Because of R2’s strange and decidedly non-cake shape, [Marc] first constructed a stand out of wood, cardboard, and a PVC pipe to hold the cake into place. The cylindrical droid body is of course made of cake and frosting, with R2’s dome made out of fondant.
The PVC pipe running up the center of the droid provided [Marc] with the ability to run a power and video connector up R2’s spine. These are connected to a small projector receiving video from a netbook placed out of the way.
You can check out a video of the R2 cake playing Leia’s holographic distress message below. At the end of the video, there’s a 6-year-old birthday party guest saying, “what is that?” It might be time to dig out the VHS player and the non-remastered trilogy, [Marc].
It always amazes me to see what americans think a cake is.
Hah! I agree that fondant isn’t exactly a gastronomical marvel and most of those amazing looking “sculpture cakes” are 80% tasteless sugar mass, but that doesn’t make them less “cakey” ;)
I scrapped the outside off before serving it. The inside is just normal cake mix and butter-cream frosting.
The American sheet cake is a celebratory obligation, like a greeting card or wrapping paper. It’s a substrate for candles and colorful whipped sugar-shortening goo, and serves as a centerpiece of a ritual by which the person being honored symbolically shares their well-wishings with other attendees.
Nobody over the age of 14 actually enjoys it except out of nostalgia. This is why you’ll never see “birthday cake” on the menu at a restaurant in America.
Cool! I wonder what he is going to do for his 7th birthday…
The real test is what am I going to do for my other son’s birthday. Every time I make one of these I feel like I need to beat on the next one or people will be disappointed.
wow
That is all kinds of cool, wicked job! Next year a Jar-Jar Binks pinata (any excuse to beat the crap outta that S.O.B!)
@ creekree & Eirinn – Yea fondant isn’t my favourite either buy icing and piping the same the same detail would be a pain in the ass.
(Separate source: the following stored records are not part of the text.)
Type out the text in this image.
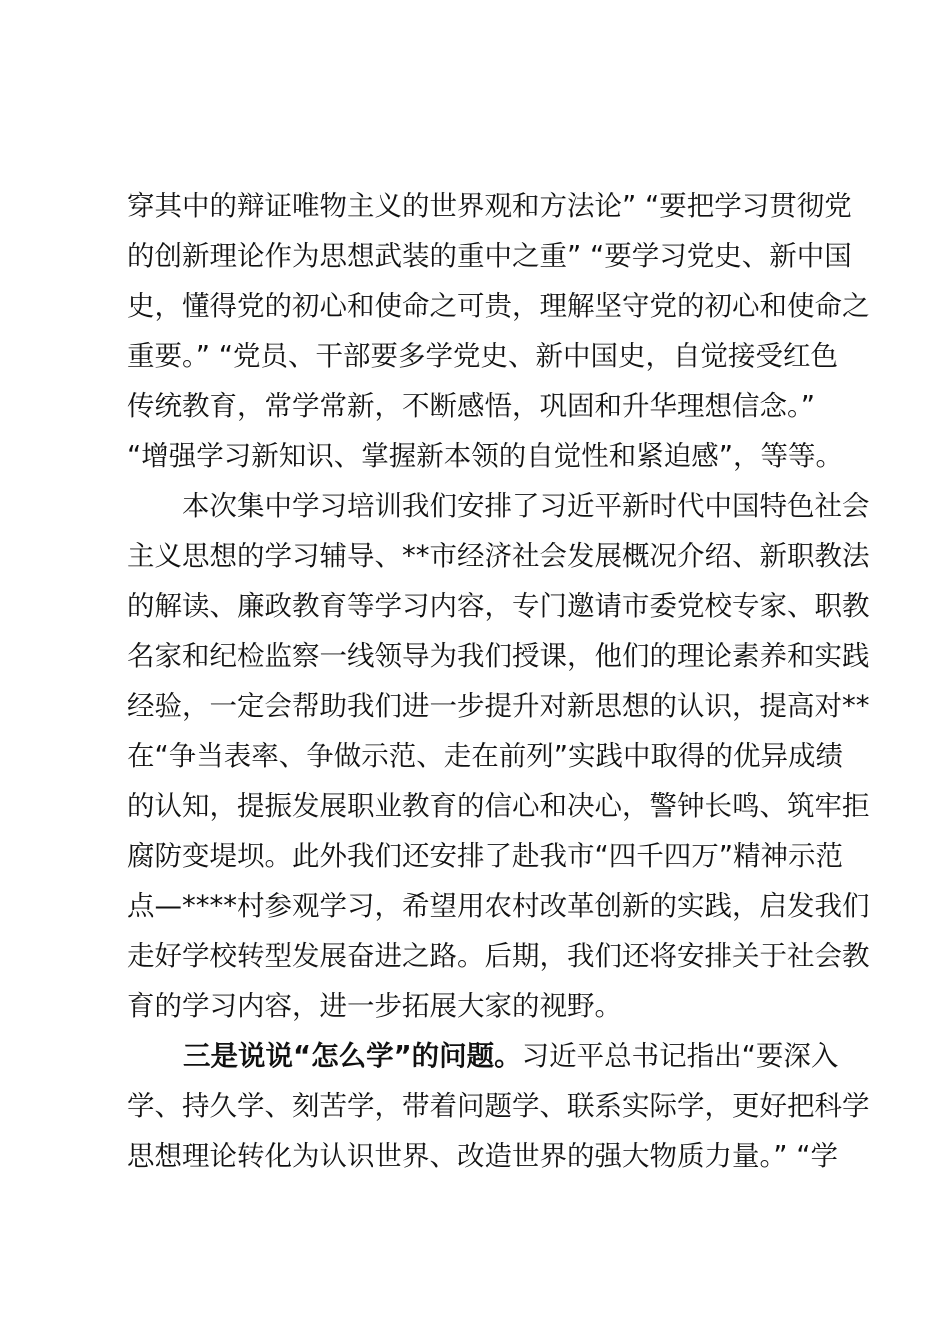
穿其中的辩证唯物主义的世界观和方法论” “要把学习贯彻党
的创新理论作为思想武装的重中之重” “要学习党史、新中国
史，懂得党的初心和使命之可贵，理解坚守党的初心和使命之
重要。” “党员、干部要多学党史、新中国史，自觉接受红色
传统教育，常学常新，不断感悟，巩固和升华理想信念。”
“增强学习新知识、掌握新本领的自觉性和紧迫感”，等等。
　　本次集中学习培训我们安排了习近平新时代中国特色社会
主义思想的学习辅导、**市经济社会发展概况介绍、新职教法
的解读、廉政教育等学习内容，专门邀请市委党校专家、职教
名家和纪检监察一线领导为我们授课，他们的理论素养和实践
经验，一定会帮助我们进一步提升对新思想的认识，提高对**
在“争当表率、争做示范、走在前列”实践中取得的优异成绩
的认知，提振发展职业教育的信心和决心，警钟长鸣、筑牢拒
腐防变堤坝。此外我们还安排了赴我市“四千四万”精神示范
点—****村参观学习，希望用农村改革创新的实践，启发我们
走好学校转型发展奋进之路。后期，我们还将安排关于社会教
育的学习内容，进一步拓展大家的视野。
三是说说“怎么学”的问题。习近平总书记指出“要深入
学、持久学、刻苦学，带着问题学、联系实际学，更好把科学
思想理论转化为认识世界、改造世界的强大物质力量。” “学
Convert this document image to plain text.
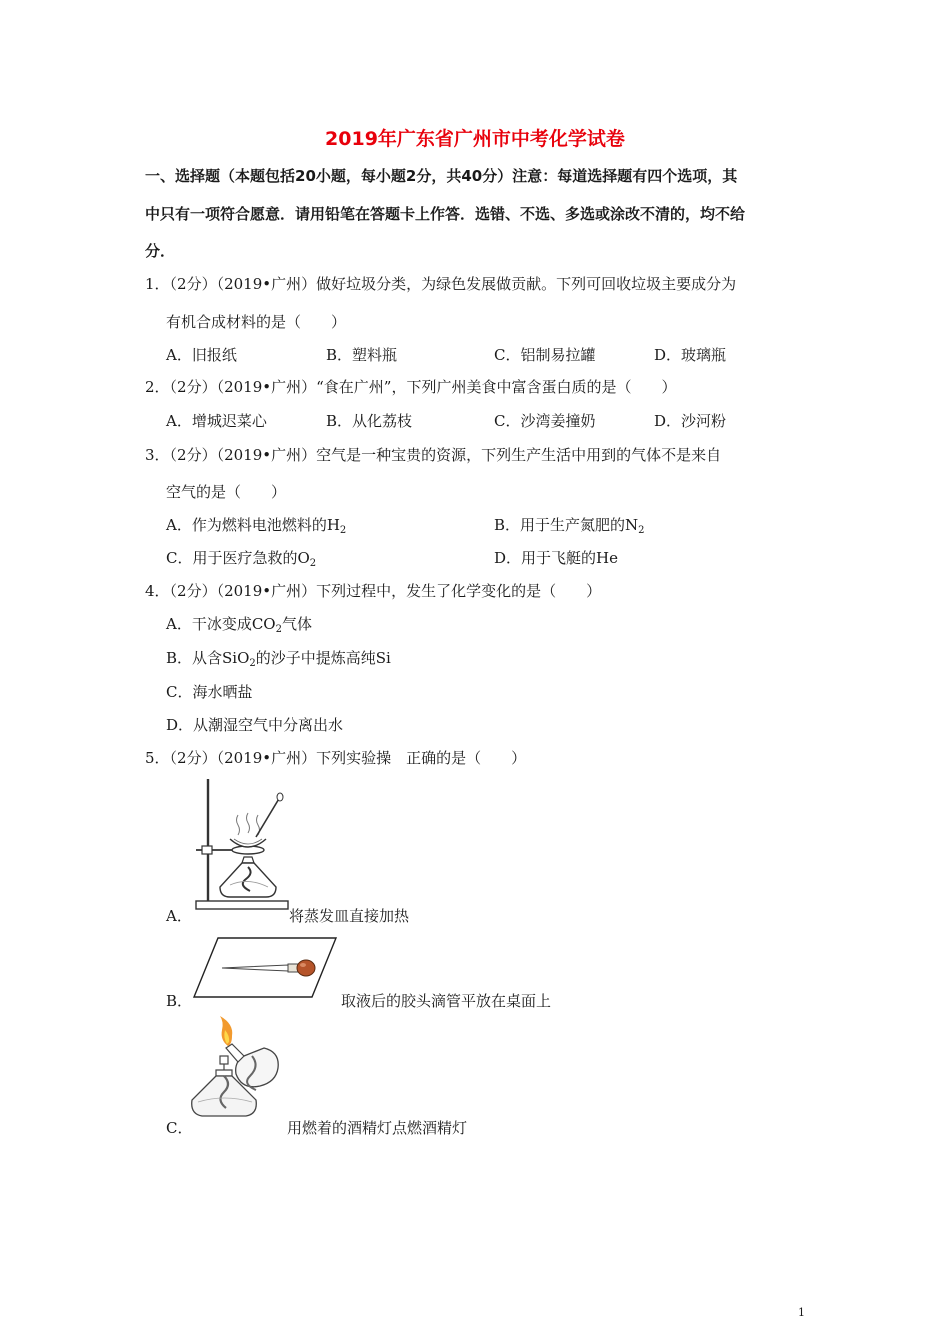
2019年广东省广州市中考化学试卷
一、选择题（本题包括20小题，每小题2分，共40分）注意：每道选择题有四个选项，其
中只有一项符合愿意．请用铅笔在答题卡上作答．选错、不选、多选或涂改不清的，均不给
分．
1．（2分）（2019•广州）做好垃圾分类，为绿色发展做贡献。下列可回收垃圾主要成分为
有机合成材料的是（　　）
A．旧报纸	B．塑料瓶	C．铝制易拉罐	D．玻璃瓶
2．（2分）（2019•广州）“食在广州”，下列广州美食中富含蛋白质的是（　　）
A．增城迟菜心	B．从化荔枝	C．沙湾姜撞奶	D．沙河粉
3．（2分）（2019•广州）空气是一种宝贵的资源，下列生产生活中用到的气体不是来自
空气的是（　　）
A．作为燃料电池燃料的$H_2$	B．用于生产氮肥的$N_2$
C．用于医疗急救的$O_2$	D．用于飞艇的He
4．（2分）（2019•广州）下列过程中，发生了化学变化的是（　　）
A．干冰变成$CO_2$气体
B．从含SiO$_2$的沙子中提炼高纯Si
C．海水晒盐
D．从潮湿空气中分离出水
5．（2分）（2019•广州）下列实验操　正确的是（　　）
A．	将蒸发皿直接加热
B．	取液后的胶头滴管平放在桌面上
C．	用燃着的酒精灯点燃酒精灯
1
I did a wally and eve for my girls birthday a few years ago.https://myspace.com/165728621/mixes/streammix-161890/photo/9725499
I agree about the fondant, that stuff is nasty, how can anyone eat that stuff. I wonder what could have been done with these cakes?
I wouldn’t allow my kid to play with the kid that asked “What’s that?” anymore.
NIce use of a Microvision ShowWX+ laser pico projector – fantastic little unit, I discovered that despite it defaulting to 60hz you can push it up to 75hz using PowerStrip on Windows, so when you’re playing back 23.976fps film footage you set the output to just under 72hz (3×23.976) which makes it look sooo much smoother than playing it at 60hz.
I bought it to make this and never got around to it…
http://hackaday.com/2011/08/08/diy-orb-display-puts-the-earth-in-your-hands/
I like fondant.
That is an awesome cake.
And I think you mean the unedited tapes, not the unremastered tapes. I own the unedited remaster, which came out before the Special Edition and the ensuing conga line of edits. Blue skies on Tatooine are nice.